Cosa resta quando se ne vanno tutti
Ho parlato con una signora che gestisce un negozio di souvenir. Mi ha detto che d'estate lavora dodici ore al giorno, poi a ottobre chiude e va a vivere da sua figlia a Sulmona. "Qui d'inverno non ci resta nessuno", mi ha detto. Non era triste, era un fatto.
Scanno ha tre certificazioni ufficiali: Borghi più belli d'Italia, Bandiera Arancione del Touring, Bandiera Blu per il lago. Sulla carta è il massimo. Nella pratica significa che d'estate non trovi parcheggio e d'inverno trovi solo neve.
Il vino qui è il Trebbiano d'Abruzzo, che ha la DOP ma non è che lo producano in paese. Lo bevono, quello sì. Nei ristoranti te lo servono come "vino della zona", anche se probabilmente arriva da venti chilometri più in là.
Quando venire (e quando no)
Se vuoi vedere Scanno com'è davvero, vieni a maggio o a settembre. Trovi tutto aperto, poca gente, e il lago ha ancora senso visitarlo. D'estate è un formicaio. D'inverno è bello solo se ti piace la montagna silenziosa e non ti aspetti niente di aperto dopo le cinque del pomeriggio.

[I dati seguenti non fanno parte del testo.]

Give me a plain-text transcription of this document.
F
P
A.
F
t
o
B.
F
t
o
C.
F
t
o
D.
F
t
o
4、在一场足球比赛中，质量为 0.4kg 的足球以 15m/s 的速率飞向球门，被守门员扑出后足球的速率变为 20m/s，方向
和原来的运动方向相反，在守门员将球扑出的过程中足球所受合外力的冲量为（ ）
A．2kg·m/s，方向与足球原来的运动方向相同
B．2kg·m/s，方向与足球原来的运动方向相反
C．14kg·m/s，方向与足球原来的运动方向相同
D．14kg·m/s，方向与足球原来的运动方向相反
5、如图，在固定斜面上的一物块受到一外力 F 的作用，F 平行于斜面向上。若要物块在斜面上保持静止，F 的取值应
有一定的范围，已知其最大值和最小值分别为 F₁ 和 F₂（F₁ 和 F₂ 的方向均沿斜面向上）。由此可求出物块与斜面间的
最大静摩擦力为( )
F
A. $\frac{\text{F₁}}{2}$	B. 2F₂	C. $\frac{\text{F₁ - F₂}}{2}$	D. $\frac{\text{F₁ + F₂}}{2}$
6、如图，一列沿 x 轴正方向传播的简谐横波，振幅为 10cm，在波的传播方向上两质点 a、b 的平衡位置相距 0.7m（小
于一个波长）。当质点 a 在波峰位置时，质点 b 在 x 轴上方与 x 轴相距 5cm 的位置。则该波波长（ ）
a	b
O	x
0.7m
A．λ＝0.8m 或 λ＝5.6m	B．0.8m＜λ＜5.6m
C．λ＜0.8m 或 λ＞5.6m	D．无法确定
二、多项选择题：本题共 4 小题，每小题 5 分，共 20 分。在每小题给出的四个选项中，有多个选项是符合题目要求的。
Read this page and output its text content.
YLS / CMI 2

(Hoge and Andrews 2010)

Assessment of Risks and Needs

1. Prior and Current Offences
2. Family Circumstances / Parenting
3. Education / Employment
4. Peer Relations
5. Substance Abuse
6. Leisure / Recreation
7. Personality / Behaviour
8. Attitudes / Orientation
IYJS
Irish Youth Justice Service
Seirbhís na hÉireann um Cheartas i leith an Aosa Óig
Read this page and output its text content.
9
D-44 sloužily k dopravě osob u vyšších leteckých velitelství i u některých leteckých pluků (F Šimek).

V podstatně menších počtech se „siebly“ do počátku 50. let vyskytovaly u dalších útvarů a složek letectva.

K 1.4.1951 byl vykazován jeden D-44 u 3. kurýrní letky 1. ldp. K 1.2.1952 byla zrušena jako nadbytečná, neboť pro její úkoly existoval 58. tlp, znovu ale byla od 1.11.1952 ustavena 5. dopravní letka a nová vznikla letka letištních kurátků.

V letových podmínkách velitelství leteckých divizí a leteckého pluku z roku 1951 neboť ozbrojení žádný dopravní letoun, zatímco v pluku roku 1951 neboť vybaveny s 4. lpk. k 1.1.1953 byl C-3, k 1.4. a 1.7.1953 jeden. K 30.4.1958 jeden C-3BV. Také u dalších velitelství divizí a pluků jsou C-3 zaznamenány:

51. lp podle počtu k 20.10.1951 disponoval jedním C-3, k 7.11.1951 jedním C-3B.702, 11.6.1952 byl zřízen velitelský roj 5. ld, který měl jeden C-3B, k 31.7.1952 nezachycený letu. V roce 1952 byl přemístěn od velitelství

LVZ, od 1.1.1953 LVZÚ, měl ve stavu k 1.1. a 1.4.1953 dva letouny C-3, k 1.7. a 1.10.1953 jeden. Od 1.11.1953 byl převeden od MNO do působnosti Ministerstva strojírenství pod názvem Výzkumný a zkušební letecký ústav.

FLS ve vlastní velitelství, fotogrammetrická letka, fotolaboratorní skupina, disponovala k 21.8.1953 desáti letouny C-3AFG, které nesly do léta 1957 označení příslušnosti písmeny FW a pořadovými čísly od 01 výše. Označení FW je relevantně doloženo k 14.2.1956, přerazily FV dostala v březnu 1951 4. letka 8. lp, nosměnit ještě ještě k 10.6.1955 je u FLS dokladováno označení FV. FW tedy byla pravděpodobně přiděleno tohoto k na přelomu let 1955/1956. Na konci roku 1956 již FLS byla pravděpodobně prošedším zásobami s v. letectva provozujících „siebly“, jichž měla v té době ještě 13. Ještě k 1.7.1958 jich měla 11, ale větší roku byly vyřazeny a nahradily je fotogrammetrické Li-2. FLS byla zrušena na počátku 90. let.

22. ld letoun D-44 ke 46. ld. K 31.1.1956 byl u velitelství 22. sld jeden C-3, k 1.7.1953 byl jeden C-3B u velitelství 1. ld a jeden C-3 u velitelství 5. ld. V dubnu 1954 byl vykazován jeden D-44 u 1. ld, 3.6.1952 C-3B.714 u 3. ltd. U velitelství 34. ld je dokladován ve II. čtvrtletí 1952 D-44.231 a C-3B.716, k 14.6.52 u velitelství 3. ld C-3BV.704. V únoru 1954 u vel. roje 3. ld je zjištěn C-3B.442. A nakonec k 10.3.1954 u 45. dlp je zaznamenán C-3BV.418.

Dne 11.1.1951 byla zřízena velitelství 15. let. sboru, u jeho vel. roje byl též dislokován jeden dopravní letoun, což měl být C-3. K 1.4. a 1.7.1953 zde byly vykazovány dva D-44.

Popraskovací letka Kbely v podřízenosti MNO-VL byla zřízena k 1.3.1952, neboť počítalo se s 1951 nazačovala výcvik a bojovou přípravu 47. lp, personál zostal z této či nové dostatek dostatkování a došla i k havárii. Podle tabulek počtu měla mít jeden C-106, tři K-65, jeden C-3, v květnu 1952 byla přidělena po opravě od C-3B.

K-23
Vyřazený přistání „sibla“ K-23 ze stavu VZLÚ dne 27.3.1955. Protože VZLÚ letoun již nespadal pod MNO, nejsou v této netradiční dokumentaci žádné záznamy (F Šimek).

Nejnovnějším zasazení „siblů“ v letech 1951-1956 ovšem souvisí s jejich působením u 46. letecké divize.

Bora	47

Per arrivarci: da Roma sono due ore e mezza, da Pescara un'ora e quaranta. L'autostrada più vicina è la A25, poi sono trenta chilometri di curve. Niente treni, solo autobus da Sulmona e nemmeno tutti i giorni. Vieni in macchina o non venire.
Vale la pena? Sì, ma una volta. È uno di quei posti che funzionano meglio nel ricordo che nella realtà. Non perché sia brutto, ma perché è esattamente come te lo aspetti. E forse, ogni tanto, un po' di sorpresa non guasterebbe.